Das Kanalrohr mit integriertem Wärmetauscher trägt den Namen Perfect X-Change Pipe und baut auf dem Müller Perfect Pipe Rohr auf. Die optimierte Fußrohrgeometrie und der PE-HD-Liner sorgen laut Hersteller für eine hohe statische Belastbarkeit. Der Liner schütze zusätzlich vor aggressiven Abwässern und vor biogener Schwefelsäurekorrosion. Zudem komme die Verlegung ohne aufwendige Zwickelverdichtung aus.
Neu ist die Integration des Wärmetauschers in die Rohrwand.
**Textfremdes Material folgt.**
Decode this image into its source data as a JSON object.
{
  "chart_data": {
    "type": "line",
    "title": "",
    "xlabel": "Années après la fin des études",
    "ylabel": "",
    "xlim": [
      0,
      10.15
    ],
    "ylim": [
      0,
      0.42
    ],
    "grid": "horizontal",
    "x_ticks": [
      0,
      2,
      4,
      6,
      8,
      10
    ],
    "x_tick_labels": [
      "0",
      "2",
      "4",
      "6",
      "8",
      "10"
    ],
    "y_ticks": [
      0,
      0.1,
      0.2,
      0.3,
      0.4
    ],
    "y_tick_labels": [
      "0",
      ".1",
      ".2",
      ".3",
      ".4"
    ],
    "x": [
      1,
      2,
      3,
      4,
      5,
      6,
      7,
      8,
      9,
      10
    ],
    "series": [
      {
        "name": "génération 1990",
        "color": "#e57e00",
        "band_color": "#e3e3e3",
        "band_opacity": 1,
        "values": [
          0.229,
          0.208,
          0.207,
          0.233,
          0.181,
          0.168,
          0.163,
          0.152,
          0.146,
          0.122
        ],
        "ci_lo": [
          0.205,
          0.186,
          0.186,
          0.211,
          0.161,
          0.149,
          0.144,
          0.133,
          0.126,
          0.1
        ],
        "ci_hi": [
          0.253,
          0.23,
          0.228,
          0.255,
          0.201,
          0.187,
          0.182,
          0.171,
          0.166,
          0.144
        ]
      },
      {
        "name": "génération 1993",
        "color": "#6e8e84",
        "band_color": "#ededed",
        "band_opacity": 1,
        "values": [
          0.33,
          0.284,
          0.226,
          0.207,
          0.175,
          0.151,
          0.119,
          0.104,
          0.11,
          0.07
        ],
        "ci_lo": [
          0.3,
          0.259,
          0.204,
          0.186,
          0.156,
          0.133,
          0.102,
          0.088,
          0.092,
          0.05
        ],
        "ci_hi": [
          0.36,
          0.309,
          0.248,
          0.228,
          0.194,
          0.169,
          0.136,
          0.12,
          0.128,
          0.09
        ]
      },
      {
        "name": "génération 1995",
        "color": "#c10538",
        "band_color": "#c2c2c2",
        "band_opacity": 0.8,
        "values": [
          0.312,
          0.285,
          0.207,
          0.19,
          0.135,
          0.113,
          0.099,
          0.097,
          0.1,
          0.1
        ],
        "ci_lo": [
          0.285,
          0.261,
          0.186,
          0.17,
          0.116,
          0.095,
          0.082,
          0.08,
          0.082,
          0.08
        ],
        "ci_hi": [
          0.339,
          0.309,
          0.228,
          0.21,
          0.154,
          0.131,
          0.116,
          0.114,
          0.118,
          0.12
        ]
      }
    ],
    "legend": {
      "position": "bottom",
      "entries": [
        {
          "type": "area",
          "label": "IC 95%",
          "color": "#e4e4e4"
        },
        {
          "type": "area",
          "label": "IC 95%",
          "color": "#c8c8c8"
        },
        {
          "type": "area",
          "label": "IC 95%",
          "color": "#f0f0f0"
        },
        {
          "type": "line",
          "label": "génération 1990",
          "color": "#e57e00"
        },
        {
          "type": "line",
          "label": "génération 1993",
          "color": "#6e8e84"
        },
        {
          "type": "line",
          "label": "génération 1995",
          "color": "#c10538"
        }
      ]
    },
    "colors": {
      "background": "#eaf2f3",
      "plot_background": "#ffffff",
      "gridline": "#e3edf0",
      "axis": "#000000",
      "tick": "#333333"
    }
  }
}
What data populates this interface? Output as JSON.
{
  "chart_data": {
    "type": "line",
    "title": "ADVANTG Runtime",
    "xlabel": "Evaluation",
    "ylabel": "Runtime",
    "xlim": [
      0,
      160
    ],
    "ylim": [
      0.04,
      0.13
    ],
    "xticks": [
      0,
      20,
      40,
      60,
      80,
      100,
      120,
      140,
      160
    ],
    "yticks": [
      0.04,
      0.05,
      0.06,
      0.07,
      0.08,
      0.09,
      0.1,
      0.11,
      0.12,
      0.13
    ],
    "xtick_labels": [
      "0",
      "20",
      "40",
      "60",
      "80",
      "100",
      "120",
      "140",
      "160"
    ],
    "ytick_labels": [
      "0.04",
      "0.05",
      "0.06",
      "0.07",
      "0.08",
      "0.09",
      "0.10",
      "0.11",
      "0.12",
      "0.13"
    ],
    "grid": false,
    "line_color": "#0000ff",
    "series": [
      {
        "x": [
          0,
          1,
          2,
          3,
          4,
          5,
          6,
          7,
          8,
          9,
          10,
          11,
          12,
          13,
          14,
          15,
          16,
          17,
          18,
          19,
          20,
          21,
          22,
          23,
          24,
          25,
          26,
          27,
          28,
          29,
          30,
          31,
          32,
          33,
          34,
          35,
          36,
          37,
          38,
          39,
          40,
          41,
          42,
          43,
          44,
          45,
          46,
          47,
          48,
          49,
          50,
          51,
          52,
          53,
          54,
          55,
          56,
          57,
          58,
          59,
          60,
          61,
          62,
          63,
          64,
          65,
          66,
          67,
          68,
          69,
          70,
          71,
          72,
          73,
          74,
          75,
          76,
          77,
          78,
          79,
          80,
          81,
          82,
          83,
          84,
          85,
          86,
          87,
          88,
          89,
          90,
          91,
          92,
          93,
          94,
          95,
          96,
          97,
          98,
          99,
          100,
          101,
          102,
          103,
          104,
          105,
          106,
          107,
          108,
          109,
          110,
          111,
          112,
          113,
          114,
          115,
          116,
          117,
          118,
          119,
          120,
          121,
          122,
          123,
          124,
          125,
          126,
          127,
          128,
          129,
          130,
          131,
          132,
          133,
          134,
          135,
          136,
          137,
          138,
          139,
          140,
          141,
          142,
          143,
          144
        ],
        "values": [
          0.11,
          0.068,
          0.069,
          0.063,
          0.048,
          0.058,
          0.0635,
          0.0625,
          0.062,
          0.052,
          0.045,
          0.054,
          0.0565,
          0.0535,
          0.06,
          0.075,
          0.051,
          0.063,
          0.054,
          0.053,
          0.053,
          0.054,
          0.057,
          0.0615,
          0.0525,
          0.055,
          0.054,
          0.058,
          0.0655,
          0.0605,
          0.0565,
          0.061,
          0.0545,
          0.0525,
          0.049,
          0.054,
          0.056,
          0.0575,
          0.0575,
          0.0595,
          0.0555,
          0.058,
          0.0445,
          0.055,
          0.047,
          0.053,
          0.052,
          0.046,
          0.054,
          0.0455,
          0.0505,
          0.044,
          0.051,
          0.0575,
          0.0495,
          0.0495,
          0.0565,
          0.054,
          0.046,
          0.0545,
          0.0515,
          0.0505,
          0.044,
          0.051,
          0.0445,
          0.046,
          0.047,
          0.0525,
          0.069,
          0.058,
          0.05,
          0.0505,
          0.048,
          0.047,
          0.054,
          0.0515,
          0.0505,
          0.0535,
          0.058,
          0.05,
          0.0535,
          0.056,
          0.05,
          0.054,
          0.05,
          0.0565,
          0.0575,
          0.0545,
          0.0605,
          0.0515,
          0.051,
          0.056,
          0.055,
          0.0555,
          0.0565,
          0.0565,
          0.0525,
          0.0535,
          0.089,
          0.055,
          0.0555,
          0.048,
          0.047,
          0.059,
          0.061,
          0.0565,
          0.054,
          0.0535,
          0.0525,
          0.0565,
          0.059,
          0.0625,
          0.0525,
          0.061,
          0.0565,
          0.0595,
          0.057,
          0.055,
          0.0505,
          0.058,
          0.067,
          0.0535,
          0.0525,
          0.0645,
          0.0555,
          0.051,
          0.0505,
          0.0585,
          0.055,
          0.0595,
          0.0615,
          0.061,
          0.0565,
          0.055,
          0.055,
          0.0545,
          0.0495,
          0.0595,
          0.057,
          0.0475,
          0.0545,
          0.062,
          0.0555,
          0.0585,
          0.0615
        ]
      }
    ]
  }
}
Dadurch verringert sich der Abflussquerschnitt nicht, und die Kanalreinigung läuft uneingeschränkt weiter. Eine visuelle Kontrolle entlang des gesamten Rohrumfangs bleibt im Rahmen der Eigenkontrollverordnung jederzeit möglich.

Rendering des Wärmetauschersrohrs im Boden (© Bernhard Müller Betonsteinwerk GmbH)
Auch im nicht begehbaren Bereich lässt sich ab einer Nennweite von DN 300 Wärme zurückgewinnen. Das Wärmetauscherrohr liegt direkt hinter dem PE-HD-Liner und ermöglicht so einen möglichst direkten Wärmeübergang. Weil die Aktivität von Mikroorganismen wie Thiobakterien mit steigender Abwassertemperatur zunimmt, verbindet das Rohr Korrosionsschutz und Wärmerückgewinnung in einer Konstruktion.
Wärmepumpe macht die Energie aus dem Kanal nutzbar
Ein spiralförmig verlaufendes Wärmetauscherrohr durchzieht die Wandung der Perfect X-Change Pipe. Ein Wärmeträgermedium zirkuliert darin, während die Abwärme des vorbeiströmenden Abwassers es erwärmt. Eine nachgeschaltete Wasser-Wasser-Wärmepumpe wandelt diese thermische Energie in nutzbare Wärme um. Kommunen können die Wärmepumpe im Keller eines öffentlichen Gebäudes oder eines Wohnquartiers installieren.
Eine intelligente Rohrkopplung verbindet Vor- und Rücklauf über mehrere Perfect X-Change Pipes hinweg. So lässt sich die Wärmeenergie einer gesamten Kanalhaltung nutzen. Die Wärme wird direkt an der Anschlussstelle am Schacht entnommen. Später lassen sich weitere Gebäude an das bestehende System anschließen.
Kommunen zeigen Interesse an der Wärmerückgewinnung
Auf der IFAT 2026 in München wurde die Perfect X-Change Pipe erstmals vorgestellt. Kommunen und öffentliche Auftraggeber zeigten dabei Interesse an der Lösung.
„Mit dieser Lösung rennen wir bei den Kommunen offene Türen ein, denn die Kommunen müssen die Wärmewende schaffen”, sagte Geschäftsführer Joachim Strack im Interview mit dem FBS auf dem Messestand.
Wohnquartiere, Produktionsstätten sowie öffentliche Einrichtungen wie Schulen und Krankenhäuser können die Wärme aus dem Abwasser für eine dezentrale Energieversorgung nutzen. Die Energie steht kontinuierlich zur Verfügung. Kommunen können die Perfect X-Change Pipe bereits in der kommunalen Wärmeplanung berücksichtigen.